Booking com was violated and did not inform anyone

A hacker working for a US intelligence service broke into servers in 2016 and stole user data from the Middle East, according to a book published Thursday. The book also states that the online travel agency chose to keep the incident a secret.

Amsterdam-based made the decision after calling on the Dutch intelligence service, also known as the AIVD, to investigate the breach of the company's servers. Following legal advice, the company did not notify the affected customers or the Dutch Data Protection Authority. booking

The reason; was not legally required to do so because no sensitive or financial information was accessed.

But ITs working on told a different story, according to De Machine: In de ban van The book's authors, three journalists from the Dutch newspaper NRC, report that the internal name for the breach was "PIN leak" because the breach involved stolen PINs from bookings.

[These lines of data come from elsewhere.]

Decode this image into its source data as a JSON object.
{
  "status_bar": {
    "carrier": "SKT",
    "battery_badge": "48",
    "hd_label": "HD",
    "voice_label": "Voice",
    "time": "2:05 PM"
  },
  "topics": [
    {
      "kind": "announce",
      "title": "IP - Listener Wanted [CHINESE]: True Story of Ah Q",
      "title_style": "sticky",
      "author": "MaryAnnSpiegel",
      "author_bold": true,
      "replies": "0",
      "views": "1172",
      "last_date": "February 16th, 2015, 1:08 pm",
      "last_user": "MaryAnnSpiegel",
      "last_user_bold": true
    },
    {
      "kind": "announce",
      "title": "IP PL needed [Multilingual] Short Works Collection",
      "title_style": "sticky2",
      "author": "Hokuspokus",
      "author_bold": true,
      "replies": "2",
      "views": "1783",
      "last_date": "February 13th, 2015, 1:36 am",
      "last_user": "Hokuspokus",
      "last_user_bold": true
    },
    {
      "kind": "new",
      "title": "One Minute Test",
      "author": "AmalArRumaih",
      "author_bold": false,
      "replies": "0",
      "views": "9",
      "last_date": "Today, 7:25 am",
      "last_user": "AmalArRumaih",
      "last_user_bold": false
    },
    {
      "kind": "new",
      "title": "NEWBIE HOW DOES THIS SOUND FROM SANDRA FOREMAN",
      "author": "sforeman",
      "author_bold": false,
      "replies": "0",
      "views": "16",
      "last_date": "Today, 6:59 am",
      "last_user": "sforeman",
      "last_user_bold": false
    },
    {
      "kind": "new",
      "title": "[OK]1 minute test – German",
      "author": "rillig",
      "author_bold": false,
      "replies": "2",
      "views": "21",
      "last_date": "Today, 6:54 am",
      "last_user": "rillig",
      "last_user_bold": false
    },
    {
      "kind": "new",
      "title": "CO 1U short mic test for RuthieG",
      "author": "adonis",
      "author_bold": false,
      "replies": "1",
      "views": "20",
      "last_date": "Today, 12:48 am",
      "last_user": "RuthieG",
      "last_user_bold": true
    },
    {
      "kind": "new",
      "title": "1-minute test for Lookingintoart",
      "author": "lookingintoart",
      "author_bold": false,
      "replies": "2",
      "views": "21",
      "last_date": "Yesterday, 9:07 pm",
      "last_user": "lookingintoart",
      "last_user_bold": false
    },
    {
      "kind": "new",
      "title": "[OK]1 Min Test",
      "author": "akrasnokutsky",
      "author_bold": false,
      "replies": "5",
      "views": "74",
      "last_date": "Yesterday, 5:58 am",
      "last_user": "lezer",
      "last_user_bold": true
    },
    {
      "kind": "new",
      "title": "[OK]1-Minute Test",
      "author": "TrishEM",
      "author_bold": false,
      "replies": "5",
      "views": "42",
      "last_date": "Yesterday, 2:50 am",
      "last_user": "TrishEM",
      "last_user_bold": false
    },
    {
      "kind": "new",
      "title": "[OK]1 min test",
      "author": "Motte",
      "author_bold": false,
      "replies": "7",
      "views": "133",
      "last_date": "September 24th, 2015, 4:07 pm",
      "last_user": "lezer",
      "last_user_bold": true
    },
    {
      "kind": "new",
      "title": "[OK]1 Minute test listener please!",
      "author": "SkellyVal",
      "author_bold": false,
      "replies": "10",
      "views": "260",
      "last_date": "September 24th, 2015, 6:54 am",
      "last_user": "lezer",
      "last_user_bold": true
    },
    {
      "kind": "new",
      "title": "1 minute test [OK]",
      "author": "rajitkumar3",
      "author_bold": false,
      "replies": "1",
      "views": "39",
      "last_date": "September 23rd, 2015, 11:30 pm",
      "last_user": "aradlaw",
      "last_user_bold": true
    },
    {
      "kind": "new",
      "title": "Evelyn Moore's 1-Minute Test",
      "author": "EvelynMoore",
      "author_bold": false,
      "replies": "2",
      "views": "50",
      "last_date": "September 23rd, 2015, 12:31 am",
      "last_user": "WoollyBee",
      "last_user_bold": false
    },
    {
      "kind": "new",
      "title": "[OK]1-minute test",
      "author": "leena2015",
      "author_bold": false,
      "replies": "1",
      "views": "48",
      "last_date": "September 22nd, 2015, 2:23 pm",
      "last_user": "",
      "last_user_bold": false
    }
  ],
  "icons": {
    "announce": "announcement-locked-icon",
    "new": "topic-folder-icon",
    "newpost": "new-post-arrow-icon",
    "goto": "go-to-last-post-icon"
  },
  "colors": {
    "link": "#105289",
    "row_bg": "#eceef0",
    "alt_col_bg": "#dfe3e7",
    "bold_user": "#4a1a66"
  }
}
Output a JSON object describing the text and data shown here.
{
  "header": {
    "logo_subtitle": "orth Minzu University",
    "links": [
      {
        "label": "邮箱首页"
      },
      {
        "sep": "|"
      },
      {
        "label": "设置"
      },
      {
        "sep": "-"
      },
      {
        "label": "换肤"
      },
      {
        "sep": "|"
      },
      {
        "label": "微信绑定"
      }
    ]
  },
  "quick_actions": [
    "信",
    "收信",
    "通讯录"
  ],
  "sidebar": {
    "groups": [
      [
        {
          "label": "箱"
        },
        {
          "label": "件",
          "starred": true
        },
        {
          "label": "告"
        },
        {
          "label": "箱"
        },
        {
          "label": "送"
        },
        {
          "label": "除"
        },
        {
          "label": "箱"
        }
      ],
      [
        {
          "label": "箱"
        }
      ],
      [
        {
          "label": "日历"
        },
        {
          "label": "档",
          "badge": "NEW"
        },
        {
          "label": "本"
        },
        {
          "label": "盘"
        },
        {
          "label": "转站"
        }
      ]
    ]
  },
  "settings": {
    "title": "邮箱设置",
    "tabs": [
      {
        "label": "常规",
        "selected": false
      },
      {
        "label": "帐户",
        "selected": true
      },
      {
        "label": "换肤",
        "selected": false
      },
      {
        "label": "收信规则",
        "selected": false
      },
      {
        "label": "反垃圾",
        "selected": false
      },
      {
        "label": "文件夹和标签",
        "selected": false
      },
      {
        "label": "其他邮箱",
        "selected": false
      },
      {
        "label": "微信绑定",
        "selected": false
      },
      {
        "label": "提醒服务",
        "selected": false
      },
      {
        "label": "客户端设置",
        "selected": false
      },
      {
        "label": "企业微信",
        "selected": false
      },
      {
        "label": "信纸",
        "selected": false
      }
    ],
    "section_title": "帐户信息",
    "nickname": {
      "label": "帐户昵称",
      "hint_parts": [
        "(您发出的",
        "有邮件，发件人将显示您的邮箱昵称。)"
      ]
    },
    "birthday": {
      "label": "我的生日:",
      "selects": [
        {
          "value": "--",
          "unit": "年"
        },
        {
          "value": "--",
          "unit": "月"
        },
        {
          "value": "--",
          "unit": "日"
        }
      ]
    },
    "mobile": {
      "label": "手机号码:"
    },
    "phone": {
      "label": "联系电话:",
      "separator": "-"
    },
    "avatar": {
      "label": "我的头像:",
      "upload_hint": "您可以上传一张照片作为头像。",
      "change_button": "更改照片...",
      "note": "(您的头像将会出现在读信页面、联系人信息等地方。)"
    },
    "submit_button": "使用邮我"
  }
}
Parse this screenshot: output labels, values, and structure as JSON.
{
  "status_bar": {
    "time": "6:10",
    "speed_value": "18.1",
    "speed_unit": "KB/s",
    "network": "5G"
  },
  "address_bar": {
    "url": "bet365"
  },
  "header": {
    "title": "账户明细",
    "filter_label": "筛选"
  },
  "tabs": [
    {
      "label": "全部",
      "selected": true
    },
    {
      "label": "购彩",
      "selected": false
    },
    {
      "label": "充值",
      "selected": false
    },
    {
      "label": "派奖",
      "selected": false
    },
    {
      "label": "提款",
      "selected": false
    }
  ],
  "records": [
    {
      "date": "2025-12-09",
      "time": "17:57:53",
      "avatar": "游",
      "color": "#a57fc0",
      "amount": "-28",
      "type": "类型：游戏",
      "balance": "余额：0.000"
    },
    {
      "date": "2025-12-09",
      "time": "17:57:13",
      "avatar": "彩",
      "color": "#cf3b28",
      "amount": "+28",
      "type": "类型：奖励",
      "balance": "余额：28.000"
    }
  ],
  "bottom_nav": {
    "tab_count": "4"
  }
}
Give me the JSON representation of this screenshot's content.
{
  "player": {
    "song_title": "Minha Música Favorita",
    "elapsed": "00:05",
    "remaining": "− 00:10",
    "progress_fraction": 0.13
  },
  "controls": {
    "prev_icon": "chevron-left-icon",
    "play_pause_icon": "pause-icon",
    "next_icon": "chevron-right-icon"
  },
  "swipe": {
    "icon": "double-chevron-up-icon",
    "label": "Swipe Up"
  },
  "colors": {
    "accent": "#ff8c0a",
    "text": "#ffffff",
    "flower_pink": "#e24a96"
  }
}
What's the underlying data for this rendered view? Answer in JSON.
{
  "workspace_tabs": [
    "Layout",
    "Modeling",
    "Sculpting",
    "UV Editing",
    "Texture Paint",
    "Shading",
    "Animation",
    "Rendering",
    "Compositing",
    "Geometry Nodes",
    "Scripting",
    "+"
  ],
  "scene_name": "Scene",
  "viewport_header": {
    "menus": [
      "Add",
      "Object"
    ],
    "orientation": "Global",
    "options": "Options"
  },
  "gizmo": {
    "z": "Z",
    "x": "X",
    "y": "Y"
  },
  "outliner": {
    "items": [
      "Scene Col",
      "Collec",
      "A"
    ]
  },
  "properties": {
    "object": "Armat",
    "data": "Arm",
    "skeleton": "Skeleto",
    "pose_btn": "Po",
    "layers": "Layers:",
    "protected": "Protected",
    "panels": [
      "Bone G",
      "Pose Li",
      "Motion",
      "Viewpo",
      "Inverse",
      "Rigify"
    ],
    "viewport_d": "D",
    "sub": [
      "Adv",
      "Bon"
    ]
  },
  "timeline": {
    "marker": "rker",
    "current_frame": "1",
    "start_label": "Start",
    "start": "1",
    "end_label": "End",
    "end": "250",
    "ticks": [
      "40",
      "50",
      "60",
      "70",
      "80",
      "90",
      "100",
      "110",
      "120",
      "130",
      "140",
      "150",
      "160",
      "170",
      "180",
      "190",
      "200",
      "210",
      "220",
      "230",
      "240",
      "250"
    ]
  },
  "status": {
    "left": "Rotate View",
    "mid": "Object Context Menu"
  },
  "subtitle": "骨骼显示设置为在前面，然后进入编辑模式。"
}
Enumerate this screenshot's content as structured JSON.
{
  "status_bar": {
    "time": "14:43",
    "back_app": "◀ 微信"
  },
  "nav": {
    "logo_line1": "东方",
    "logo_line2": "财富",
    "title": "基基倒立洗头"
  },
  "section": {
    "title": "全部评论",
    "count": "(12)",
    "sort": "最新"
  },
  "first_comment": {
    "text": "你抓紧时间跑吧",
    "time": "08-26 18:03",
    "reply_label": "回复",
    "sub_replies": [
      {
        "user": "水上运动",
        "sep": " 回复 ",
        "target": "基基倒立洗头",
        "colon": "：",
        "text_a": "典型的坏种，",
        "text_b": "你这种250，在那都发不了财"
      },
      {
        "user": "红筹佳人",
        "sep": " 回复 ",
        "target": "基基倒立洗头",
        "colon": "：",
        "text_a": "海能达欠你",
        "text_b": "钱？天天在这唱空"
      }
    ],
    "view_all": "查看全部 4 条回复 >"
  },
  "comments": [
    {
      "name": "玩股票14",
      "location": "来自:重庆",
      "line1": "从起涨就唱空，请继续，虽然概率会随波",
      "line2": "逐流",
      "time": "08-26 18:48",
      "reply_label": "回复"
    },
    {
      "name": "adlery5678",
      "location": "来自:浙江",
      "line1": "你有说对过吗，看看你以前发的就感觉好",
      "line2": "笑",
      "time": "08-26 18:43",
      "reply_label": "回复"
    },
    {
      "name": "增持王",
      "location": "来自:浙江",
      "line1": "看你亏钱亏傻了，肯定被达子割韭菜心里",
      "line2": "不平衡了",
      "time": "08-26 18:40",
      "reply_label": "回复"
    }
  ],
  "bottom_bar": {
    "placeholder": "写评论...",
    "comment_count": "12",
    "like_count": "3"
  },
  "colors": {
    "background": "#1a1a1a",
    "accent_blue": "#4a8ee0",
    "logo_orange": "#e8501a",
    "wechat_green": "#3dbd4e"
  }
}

The book also states that the person behind the hack had access to thousands of hotel reservations in Middle Eastern countries, such as Saudi Arabia, Qatar and the United Arab Emirates. The leaked data concerned customer names and their travel plans.

Two months after the breach, U.S. private investigators helped security determine that the hacker was an American working for a company that was contracting for US intelligence services. The authors did not specify which service was behind the invasion.

Hotel reservation data and travel plans are a highly sought after product for hackers working for a state. In 2013, an informant of hers NSA unveiled the "Royal Concierge", a British spy program GCHQ who watched reservations at 350 luxury hotels around the world. The intelligence services use this data to identify the target hotel so that they can place bed bugs in their rooms.

In 2014, Kaspersky Labs unveiled the Dark Hotel, a campaign that used hotel Wi-Fi networks to infect the devices of targeted visitors in order to gain access to sensitive information. The hackers behind the Dark Hotel - which probably worked for a government - showed particular interest in C-level politicians and executives.

The authors of The Machine reported that a spokesperson confirmed that there was unusual activity in 2016, and that security personnel responded immediately to the incident. He also admitted that the company never revealed it because it had no legal obligation to do so.